6. AMC heeft uitvoerig uiteengezet waaruit de werkzaamheden van [gedaagde Y.L.] en [gedaagde R.K.] bestonden en op welke wijze samenwerking tussen hen moet hebben bestaan bij het incasseren van de gelden en het onjuist afboeken van de betrokken facturen in de administratie van AMC.
7. Tegenover deze uitgebreide uiteenzetting heeft [gedaagde Y.L.] bij dupliek het volgende aan gevoerd:
- Het is AMC niet gelukt om aan te tonen dat de gestelde gelden daadwerkelijk ontbreken; er zijn bankstatements, bankboek, kasboek en andere bescheiden nodig om haar stellingen te kunnen staven. De mogelijkheid is immers niet uitgesloten dat de ontbrekende gelden slechts administratief in de boeken blijken.
- [gedaagde Y.L.] ontkent dat [gedaagde R.K.] niet op de hoogte was van het wachtwoord van de computer c.q. het programma. Ook [gedaagde R.K.] had toegang tot de computer met wachtwoord.
- Het is niet uit te sluiten dat de directeur van AMC wijzigingen heeft aangebracht.
8. Het Gerecht stelt voorop dat [gedaagde Y.L.] geen expliciet verweer heeft gevoerd tegen de drie mogelijke wijzen waarop [gedaagde Y.L.] heeft gehandeld, zoals hierboven omschreven.
9. AMC heeft door de overlegging van facturen met daarop de aantekening dat deze contant zijn voldaan en in een aantal gevallen ook de aantekening dat de factuur is aangepast, voldoende aangetoond dat de betalingen contant hebben plaatsgevonden. Het ligt dan op de weg van [gedaagde Y.L.] om te stellen en zonodig te bewijzen dat de geïnde gelden zijn afgedragen. Zij heeft dat niet gesteld laat staan te bewijzen aangeboden. Zij heeft slechts volstaan met de eis dat AMC het ontbreken van gelden zou moeten aantonen. Het is voor AMC evenwel niet mogelijk een negatief feit te bewijzen. Het had, gelet op het bepaalde bij artikel 129 RV en in het licht van de overgelegde facturen en overzichten, op de weg van [gedaagde Y.L.] gelegen te stellen dat zij de gelden wel heeft afgedragen. Dit geldt temeer nu zij heeft erkend in ieder geval NAƒ2.600,00 verschuldigd te zijn, welk bedrag ook al door haar is voldaan. Het Gerecht werpt daarom dit verweer van [gedaagde Y.L.].

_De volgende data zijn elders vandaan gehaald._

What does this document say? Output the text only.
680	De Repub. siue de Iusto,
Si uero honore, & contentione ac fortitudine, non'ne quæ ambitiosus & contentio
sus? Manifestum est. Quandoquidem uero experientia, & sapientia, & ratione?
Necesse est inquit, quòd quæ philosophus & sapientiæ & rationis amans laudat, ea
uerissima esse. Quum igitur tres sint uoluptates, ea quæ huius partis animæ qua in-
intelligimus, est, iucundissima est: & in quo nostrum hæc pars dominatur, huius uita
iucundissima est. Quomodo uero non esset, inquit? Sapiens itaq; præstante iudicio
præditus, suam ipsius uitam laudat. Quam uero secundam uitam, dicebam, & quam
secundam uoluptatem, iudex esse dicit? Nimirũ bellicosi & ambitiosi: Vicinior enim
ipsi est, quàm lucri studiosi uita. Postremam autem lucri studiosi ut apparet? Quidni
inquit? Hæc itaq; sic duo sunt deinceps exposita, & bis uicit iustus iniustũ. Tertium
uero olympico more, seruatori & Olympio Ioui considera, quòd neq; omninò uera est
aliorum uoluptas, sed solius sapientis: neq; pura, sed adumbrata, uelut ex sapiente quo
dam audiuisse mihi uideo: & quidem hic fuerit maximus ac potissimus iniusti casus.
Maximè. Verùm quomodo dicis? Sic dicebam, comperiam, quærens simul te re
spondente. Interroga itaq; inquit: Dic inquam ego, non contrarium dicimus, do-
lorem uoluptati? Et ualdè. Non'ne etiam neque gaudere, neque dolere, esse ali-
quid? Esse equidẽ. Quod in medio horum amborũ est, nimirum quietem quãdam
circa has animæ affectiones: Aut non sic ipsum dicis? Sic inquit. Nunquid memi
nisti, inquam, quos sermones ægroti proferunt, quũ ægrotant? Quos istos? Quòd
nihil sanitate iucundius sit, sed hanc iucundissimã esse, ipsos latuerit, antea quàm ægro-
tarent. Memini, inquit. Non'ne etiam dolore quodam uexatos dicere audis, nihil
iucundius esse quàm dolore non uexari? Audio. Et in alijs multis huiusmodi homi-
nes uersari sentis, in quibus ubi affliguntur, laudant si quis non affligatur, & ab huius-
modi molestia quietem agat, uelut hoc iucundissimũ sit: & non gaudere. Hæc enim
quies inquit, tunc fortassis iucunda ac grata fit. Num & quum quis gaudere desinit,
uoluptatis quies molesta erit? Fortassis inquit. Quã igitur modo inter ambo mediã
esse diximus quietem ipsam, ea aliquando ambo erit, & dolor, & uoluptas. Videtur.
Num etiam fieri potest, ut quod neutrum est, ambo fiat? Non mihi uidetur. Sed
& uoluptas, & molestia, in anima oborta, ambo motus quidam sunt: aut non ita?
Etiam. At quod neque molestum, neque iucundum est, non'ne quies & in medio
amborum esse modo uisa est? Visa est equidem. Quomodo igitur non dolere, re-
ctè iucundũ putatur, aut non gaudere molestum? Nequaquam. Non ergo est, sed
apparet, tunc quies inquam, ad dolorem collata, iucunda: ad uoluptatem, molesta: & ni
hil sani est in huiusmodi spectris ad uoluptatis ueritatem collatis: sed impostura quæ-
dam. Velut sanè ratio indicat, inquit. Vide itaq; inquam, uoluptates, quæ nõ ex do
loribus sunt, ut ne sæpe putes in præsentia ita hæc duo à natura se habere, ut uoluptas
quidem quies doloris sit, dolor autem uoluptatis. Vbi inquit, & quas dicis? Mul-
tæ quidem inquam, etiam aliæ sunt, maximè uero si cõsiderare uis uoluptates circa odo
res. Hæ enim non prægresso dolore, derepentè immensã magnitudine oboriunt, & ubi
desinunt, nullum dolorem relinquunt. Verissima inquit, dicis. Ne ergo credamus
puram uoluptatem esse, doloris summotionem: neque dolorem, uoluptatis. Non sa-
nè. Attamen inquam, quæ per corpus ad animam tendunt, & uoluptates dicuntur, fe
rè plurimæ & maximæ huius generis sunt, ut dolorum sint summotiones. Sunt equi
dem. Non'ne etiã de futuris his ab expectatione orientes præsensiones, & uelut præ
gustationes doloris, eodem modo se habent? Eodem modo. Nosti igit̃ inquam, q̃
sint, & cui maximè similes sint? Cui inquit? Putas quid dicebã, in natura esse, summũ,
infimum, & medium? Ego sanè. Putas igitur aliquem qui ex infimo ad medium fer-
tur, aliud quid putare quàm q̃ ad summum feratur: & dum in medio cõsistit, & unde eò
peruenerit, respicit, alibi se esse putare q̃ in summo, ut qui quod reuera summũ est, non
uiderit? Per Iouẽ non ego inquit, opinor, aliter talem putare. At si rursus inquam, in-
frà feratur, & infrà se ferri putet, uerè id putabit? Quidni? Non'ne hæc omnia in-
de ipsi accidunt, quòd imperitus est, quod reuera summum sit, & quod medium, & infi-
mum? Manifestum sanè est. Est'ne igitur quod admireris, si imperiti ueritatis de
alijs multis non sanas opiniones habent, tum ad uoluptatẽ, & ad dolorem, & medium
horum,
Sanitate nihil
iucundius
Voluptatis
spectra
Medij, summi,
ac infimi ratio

10. Op geen enkele wijze maakt [gedaagde Y.L.] aannemelijk, laat staan dat zij dit concreet te bewijzen heeft aangeboden, dat [gedaagde R.K.] ook in staat was met een wachtwoord wijzigingen in de boekhouding aan te brengen. Gelet op de functie van [gedaagde R.K.] als magazijnmeester ligt het niet voor de hand dat hij die mogelijkheid had. Het Gerecht verwerpt daarom ook dit verweer van [gedaagde Y.L.] als onvoldoende concreet onderbouwd.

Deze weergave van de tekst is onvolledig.